Hay otras señales de que la economía se está convirtiendo en un espacio cerrado para las élites: el puñado de revistas que actúan como guardianes del avance profesional están en gran medida controladas por economistas de los mismos departamentos superiores, quienes también pasan desproporcionadamente por las puertas giratorias hacia puestos de formulación de políticas.

Esta cartelización puede tener causas similares a las de la concentración en otros mercados, desde la dinámica de las “superestrellas” que permite la tecnología de la información hasta la tendencia a la acumulación de ventajas financieras, pero ¿conduce a un desperdicio de recursos y a una producción inferior, como en otros mercados?

Hay muchas cosas que la economía hace bien. Durante el siglo pasado ha mejorado enormemente la capacidad de los gobiernos para gestionar el ciclo económico y limitar los aumentos del desempleo. Su insistencia en la argumentación lógica y el uso cuidadoso de datos (aunque a menudo imperfectos) pueden hacer que las políticas públicas rindan cuentas de una manera que ninguna otra ciencia social puede lograr.

Sin embargo, no faltan críticas a la profesión: desde su infame fracaso colectivo a la hora de detectar una crisis financiera mundial en ciernes y su lentitud en la alarma ante la desigualdad o la búsqueda de rentas, hasta su excesiva confianza en que la gente actúa en función de sus intereses informados y una enorme desconexión entre lo que piensan los economistas y el público en general sobre la economía. La pregunta es hasta qué punto esas deficiencias son causadas por la concentración institucional.

Sin duda, hay argumentos para afirmar que la restricción estricta de los privilegios y una jerarquía pronunciada de prestigio fomentan el pensamiento colectivo supervisado por un sacerdocio que se perpetúa a sí mismo. Después de todo, la economía misma tiene modelos (desde cascadas de información hasta comportamiento gregario) que explican cómo la influencia fundamental de unos pocos puede afianzar resultados inferiores. Cuando los incentivos profesionales y las presiones sociales concentran la influencia en un grupo pequeño, ni los grandes errores de política ni los pequeños abusos personales deberían sorprender a nadie.

Por supuesto, las instituciones de élite tienen sus disidentes: un Dani Rodrik (Harvard) sobre la liberalización comercial y financiera, un Raghuram Rajan (Chicago) sobre la desregulación financiera, o un Richard Thaler (Chicago) sobre cómo las personas no se comportan como los economistas tradicionalmente las modelan.

Sin embargo, estas excepciones confirman en gran medida la regla: sus observaciones fueron en gran medida descartadas por sus pares hasta que la evidencia fue abrumadora. En cuanto a los desacuerdos más amplios (como la división entre “agua salada y agua dulce” en materia de política macroeconómica), se limitan estrictamente a metodologías admitidas.

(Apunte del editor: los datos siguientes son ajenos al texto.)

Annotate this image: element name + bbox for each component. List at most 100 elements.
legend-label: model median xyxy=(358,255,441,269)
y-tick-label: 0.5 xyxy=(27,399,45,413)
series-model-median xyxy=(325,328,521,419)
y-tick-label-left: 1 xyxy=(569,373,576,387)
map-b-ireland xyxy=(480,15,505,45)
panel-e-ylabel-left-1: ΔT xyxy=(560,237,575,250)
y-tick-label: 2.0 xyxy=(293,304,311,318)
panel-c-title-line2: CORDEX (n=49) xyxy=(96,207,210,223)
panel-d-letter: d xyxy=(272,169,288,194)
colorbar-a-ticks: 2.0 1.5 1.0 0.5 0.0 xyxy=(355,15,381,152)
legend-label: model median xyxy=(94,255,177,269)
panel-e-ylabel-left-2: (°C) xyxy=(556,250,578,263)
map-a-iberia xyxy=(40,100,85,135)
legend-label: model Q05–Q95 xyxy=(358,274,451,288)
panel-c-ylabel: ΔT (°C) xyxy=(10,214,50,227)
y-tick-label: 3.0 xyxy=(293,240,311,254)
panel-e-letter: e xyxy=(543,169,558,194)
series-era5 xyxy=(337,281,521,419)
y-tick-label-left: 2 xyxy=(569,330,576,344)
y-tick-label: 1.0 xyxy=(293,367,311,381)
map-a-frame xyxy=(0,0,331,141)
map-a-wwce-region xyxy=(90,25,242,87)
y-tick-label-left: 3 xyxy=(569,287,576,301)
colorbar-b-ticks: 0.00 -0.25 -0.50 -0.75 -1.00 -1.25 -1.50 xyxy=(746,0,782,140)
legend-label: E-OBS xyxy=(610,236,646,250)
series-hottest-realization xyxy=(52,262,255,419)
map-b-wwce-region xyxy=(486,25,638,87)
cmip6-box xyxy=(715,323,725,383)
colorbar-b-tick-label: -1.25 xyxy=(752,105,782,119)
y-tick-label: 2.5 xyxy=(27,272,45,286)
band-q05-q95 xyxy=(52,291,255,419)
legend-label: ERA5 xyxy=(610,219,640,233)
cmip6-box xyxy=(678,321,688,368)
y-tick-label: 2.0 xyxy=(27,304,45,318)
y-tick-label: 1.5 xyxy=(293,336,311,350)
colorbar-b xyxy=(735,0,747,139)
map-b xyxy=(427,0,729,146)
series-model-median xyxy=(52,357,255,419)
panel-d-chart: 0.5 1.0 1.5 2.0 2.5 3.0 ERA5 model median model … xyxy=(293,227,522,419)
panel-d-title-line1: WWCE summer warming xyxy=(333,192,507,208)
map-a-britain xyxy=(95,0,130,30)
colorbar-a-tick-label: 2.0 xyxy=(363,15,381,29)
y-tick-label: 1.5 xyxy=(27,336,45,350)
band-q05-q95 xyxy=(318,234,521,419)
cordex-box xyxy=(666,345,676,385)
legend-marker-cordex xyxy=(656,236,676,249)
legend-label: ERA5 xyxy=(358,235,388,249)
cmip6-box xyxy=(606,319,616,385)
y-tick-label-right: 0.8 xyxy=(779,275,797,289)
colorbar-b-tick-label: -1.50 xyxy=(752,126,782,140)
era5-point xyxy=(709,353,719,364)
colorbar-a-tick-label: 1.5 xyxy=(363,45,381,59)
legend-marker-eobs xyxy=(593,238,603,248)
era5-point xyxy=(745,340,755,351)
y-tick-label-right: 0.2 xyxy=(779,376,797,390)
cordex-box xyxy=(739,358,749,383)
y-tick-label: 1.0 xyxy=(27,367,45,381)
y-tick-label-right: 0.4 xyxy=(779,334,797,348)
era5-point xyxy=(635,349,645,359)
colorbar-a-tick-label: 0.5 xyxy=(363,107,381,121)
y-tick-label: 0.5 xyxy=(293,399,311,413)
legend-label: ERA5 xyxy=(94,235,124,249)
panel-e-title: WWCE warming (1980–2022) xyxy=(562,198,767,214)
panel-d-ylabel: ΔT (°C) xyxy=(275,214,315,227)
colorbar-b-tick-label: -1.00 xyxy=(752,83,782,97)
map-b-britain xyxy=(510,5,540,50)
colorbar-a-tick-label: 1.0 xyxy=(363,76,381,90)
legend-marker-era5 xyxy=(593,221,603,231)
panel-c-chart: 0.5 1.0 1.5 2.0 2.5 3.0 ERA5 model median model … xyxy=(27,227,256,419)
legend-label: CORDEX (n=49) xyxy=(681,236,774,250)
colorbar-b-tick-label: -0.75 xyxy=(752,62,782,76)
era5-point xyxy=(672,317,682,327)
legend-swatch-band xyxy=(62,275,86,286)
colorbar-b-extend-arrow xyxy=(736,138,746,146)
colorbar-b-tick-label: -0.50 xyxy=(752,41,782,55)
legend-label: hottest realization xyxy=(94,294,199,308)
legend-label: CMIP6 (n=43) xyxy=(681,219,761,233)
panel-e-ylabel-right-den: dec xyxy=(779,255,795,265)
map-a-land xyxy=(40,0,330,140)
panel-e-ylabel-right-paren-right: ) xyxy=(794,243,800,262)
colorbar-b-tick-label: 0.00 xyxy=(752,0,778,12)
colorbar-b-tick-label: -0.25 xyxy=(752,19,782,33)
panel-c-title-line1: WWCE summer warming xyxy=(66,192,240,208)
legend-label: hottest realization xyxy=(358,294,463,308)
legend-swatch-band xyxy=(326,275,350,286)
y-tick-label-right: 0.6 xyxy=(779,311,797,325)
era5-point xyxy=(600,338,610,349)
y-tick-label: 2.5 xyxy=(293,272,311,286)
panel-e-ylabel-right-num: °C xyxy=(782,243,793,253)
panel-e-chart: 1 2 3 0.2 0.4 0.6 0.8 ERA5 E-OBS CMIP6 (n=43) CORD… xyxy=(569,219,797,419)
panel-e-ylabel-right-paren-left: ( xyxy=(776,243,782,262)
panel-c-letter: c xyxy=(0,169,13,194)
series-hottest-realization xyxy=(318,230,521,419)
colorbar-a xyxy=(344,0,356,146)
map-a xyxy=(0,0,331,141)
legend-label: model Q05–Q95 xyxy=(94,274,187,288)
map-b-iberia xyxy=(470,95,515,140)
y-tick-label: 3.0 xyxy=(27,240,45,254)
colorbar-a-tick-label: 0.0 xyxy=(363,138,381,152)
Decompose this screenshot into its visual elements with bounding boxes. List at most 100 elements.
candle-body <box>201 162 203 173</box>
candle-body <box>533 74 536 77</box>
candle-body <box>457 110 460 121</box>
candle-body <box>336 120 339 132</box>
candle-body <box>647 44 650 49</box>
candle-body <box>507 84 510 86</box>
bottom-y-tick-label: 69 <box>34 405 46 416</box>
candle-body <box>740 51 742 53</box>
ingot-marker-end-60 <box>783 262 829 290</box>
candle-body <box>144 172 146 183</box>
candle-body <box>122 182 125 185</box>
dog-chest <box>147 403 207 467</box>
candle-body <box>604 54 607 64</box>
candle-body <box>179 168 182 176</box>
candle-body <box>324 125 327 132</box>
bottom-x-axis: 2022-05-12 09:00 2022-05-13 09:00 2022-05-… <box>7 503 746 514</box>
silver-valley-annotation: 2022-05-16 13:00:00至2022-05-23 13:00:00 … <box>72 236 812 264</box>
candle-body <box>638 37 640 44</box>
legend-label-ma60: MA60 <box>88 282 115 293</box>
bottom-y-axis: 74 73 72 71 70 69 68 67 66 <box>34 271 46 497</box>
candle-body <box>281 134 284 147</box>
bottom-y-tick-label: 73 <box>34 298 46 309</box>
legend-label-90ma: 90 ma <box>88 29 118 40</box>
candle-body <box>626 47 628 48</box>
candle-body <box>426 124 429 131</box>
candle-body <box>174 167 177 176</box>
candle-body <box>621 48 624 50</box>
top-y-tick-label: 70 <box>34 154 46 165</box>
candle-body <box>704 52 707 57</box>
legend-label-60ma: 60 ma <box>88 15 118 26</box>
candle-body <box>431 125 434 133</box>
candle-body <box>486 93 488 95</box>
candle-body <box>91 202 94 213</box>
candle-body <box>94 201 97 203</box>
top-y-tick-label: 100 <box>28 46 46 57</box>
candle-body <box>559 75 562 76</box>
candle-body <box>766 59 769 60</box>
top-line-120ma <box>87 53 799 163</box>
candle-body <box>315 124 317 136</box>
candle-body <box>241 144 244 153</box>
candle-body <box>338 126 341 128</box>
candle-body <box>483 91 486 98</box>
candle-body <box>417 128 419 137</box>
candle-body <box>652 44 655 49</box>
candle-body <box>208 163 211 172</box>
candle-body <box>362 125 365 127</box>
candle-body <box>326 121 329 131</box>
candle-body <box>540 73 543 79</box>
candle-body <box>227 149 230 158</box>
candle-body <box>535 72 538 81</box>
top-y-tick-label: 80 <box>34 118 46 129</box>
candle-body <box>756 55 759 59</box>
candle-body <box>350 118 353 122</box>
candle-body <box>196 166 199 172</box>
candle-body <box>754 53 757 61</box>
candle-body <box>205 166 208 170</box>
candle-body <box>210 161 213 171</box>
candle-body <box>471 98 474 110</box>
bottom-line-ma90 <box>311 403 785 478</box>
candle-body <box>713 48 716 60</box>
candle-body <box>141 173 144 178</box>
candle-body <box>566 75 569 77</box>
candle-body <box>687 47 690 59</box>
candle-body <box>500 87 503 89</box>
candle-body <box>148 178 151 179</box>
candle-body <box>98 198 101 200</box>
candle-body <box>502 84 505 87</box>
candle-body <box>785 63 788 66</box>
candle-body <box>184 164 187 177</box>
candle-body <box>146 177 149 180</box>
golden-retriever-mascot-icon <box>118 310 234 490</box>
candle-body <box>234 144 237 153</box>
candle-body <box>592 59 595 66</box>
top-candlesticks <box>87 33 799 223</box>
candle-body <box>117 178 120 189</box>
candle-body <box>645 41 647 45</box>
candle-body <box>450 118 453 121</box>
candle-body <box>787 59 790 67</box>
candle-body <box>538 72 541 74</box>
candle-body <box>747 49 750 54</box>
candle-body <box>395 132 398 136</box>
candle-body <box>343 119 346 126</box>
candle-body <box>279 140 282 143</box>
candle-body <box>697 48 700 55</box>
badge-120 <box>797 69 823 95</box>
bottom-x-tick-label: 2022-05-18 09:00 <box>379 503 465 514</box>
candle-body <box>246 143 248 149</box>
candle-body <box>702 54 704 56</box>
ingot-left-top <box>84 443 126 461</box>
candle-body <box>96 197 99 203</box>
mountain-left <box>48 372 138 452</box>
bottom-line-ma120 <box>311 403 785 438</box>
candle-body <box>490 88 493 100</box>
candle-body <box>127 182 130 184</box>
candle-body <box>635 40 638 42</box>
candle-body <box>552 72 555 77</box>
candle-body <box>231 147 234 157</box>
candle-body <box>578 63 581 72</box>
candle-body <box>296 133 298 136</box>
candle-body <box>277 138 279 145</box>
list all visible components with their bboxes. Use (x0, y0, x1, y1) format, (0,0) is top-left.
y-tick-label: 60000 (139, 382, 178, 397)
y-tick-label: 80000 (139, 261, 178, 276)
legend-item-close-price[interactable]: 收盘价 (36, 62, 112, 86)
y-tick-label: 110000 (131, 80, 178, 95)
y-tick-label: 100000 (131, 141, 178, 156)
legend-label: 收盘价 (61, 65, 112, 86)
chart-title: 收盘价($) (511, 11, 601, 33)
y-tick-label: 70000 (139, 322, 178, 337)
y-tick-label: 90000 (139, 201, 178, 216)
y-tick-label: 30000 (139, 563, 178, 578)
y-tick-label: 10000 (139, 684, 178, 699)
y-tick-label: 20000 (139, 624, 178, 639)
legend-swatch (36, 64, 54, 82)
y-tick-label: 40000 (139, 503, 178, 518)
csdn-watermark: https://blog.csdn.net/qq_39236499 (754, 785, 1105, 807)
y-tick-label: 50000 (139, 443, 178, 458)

El predominio geográfico también importa. Cuando la ruta para influir, incluso para los economistas no estadounidenses, pasa por los principales departamentos estadounidenses, seguramente se pierde alguna oportunidad para que compitan tradiciones intelectuales.

Se dice que el éxito tiene muchos padres, mientras que el fracaso no tiene ninguno. En el caso de la profesión económica, sucede lo contrario: sus deficiencias son lo que los economistas llamarían “causalmente sobredeterminadas”: muchos factores podrían ser los culpables. Una economía menos concentrada podría significar simplemente un fracaso más disperso. Aun así, vale la pena aferrarse al principio de que los sistemas más pluralistas son mejores y más rápidos a la hora de autocorregirse, tanto en los negocios como en la producción de conocimiento.